Vox: Bill Clinton should have resigned!

NewImageThis is from Vox. The über-liberal Vox! 

Many years ago, when I was a high school student making my first visit to Washington for a two-week summer camp for weird politics dorks, the dominant news story was then-President Bill Clinton’s August 17, 1998, admission that despite earlier denials, he “did have a relationship with Miss Lewinsky that was not appropriate.”

“In fact,” Clinton conceded, “it was wrong,” and it “constituted a critical lapse in judgment and a personal failure on my part for which I am solely and completely responsible.”

In the days before the admission, there was considerable conviction in the chattering classes that the allegations, if true, would end up leading to Clinton’s resignation. That proved to be incorrect. Clinton was not shamed into resigning, and senior leaders of the Democratic Party did not pressure him into resigning.

At the time I, like most Americans, was glad to see Clinton prevail and regarded the whole sordid matter as primarily the fault of congressional Republicans’ excessive scandal-mongering. Now, looking back after the election of Donald Trump, the revelations of massive sexual harassment scandals at Fox News, the stories about Harvey Weinstein and others in the entertainment industry, and the stories about Roy Moore’s pursuit of sexual relationships with teenagers, I think we got it wrong. We argued about perjury and adultery and the meaning of the word “is.” Republicans prosecuted a bad case against a president they’d been investigating for years.

What we should have talked about was men abusing their social and economic power over younger and less powerful women.

The United States, and perhaps the broader English-speaking world, is currently undergoing a much-needed accountability moment in which each wave of stories emboldens more people to come forward and more institutions to rethink their practices. Looking back, the 1998 revelation that the president of the United States carried on an affair with an intern could have been that moment.

It was far from the most egregious case of workplace sexual misconduct in American history.

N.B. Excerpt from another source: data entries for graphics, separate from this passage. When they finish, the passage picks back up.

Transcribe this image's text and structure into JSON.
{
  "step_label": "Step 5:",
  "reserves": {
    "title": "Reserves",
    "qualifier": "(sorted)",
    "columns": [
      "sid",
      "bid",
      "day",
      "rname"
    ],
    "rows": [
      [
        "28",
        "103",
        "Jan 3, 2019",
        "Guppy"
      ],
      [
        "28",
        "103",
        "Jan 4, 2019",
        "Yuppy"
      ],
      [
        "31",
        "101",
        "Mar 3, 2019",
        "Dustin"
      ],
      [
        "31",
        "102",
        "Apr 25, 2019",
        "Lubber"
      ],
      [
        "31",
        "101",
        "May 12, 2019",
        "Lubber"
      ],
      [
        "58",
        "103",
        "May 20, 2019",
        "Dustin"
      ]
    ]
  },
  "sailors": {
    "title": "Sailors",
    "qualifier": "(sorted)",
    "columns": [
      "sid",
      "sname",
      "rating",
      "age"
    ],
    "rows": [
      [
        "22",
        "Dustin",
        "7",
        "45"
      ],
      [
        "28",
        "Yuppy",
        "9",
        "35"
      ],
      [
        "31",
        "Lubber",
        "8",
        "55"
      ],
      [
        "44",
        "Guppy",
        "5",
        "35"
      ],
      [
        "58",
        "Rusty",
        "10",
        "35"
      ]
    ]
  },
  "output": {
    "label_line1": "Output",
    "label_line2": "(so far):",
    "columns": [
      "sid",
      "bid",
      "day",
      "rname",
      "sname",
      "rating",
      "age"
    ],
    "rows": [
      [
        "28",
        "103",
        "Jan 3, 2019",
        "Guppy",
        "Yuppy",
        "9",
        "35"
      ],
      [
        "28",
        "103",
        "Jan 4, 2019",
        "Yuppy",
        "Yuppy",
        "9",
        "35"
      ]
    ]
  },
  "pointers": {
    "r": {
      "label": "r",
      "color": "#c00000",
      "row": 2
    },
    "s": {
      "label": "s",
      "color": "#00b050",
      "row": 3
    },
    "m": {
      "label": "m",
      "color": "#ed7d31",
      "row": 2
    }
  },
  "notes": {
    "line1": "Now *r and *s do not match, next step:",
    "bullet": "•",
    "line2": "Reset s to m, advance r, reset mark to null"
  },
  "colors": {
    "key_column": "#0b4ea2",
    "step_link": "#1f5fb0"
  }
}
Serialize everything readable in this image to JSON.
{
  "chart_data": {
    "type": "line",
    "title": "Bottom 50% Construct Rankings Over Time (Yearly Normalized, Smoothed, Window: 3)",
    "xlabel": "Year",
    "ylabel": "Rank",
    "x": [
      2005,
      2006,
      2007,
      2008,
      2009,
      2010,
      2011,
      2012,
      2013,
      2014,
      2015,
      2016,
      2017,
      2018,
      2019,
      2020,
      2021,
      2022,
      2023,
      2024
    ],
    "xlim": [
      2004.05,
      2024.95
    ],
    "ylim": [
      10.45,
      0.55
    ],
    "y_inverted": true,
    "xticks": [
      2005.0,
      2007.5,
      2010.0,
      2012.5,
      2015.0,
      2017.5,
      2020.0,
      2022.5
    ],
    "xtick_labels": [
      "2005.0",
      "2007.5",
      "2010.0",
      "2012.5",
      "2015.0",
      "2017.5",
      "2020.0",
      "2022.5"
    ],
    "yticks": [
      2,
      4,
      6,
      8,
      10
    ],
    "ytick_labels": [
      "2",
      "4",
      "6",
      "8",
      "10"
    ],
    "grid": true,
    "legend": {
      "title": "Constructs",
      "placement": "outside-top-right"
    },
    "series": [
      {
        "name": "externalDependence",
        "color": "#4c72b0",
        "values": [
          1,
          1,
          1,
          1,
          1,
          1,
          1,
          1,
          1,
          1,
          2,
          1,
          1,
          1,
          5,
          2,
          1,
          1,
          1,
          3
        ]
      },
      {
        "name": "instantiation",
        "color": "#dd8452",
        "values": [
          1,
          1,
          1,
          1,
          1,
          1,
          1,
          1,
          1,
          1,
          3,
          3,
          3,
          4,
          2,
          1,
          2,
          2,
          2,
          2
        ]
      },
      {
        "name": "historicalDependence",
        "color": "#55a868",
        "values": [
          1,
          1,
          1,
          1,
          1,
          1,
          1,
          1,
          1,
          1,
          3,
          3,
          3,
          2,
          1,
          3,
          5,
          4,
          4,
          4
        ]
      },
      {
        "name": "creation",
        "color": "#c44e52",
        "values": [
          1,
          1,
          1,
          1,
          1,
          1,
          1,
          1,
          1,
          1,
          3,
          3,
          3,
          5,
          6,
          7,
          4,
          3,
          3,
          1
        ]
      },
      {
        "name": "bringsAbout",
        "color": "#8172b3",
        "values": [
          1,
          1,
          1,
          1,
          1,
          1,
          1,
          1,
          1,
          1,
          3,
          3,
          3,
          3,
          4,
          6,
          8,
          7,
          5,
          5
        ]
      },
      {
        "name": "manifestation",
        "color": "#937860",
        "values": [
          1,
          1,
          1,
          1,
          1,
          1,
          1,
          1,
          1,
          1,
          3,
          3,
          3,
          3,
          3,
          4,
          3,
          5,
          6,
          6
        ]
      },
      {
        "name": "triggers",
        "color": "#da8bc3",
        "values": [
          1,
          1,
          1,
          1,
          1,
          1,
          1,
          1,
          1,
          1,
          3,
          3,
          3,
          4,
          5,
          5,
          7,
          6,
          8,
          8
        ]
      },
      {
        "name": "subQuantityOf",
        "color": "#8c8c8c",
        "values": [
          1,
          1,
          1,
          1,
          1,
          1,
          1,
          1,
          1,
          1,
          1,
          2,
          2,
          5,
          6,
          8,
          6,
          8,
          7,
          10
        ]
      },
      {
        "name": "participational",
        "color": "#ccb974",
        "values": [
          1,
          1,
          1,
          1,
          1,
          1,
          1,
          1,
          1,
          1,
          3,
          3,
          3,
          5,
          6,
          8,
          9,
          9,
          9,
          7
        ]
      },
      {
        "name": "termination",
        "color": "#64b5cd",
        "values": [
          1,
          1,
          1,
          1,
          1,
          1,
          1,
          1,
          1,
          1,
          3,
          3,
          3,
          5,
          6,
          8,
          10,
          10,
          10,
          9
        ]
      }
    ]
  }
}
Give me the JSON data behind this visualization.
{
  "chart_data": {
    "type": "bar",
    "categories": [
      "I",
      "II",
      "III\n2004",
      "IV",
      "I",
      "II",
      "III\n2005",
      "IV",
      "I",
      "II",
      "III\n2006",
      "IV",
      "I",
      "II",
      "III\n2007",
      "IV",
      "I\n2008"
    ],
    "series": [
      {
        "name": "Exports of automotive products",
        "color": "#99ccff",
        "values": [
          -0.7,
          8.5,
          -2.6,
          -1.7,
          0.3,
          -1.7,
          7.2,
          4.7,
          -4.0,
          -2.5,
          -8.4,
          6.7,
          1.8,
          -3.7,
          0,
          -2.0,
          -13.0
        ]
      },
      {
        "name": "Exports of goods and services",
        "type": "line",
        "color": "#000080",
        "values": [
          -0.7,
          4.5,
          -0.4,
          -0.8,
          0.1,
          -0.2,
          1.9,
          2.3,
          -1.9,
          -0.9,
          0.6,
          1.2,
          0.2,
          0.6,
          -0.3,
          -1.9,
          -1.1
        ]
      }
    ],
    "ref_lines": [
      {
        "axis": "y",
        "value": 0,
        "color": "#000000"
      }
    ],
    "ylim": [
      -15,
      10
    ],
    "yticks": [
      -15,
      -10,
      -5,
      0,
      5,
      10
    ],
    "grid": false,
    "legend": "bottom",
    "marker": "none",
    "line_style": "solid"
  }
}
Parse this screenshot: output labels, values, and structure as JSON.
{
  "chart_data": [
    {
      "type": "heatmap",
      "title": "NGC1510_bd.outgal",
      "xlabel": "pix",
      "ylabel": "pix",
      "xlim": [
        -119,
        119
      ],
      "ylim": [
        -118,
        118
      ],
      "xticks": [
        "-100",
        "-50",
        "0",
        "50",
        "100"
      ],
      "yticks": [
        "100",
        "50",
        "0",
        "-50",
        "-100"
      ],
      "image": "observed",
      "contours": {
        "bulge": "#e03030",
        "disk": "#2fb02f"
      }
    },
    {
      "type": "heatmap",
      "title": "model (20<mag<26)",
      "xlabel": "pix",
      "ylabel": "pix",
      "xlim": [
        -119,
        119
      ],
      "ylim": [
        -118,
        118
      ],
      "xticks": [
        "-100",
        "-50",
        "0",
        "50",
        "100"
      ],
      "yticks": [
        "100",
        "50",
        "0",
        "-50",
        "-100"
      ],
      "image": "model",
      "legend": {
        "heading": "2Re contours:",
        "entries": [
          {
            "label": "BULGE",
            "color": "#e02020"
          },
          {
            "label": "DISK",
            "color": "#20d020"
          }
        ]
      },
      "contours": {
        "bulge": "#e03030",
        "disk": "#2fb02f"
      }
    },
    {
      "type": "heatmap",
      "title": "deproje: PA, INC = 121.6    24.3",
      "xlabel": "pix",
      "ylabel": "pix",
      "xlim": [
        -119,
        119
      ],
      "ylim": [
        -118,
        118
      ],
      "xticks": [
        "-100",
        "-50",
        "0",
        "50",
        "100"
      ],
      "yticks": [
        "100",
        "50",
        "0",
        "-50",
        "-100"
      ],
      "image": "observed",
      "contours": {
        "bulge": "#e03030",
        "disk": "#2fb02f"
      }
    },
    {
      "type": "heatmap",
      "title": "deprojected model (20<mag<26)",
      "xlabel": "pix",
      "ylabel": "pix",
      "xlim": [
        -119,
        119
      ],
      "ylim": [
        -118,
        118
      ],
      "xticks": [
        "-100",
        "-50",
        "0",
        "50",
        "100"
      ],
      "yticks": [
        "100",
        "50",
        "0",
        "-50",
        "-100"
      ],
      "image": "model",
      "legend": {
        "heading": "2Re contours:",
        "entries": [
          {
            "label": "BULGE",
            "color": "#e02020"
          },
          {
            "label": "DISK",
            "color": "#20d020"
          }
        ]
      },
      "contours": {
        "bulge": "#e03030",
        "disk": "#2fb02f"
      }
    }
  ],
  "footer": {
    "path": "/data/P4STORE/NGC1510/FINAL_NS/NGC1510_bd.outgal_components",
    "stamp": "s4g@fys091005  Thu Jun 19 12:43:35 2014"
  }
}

But it was unusually high-profile, the facts were not in dispute, the perpetrator had a lot of nominal feminist ideological commitments, and political leaders who shared those commitments had the power to force him from office. Had he resigned in shame, we all might have made a collective cultural and political decision that a person caught leveraging power over women in inappropriate ways ought to be fired. Instead, we lost nearly two decades.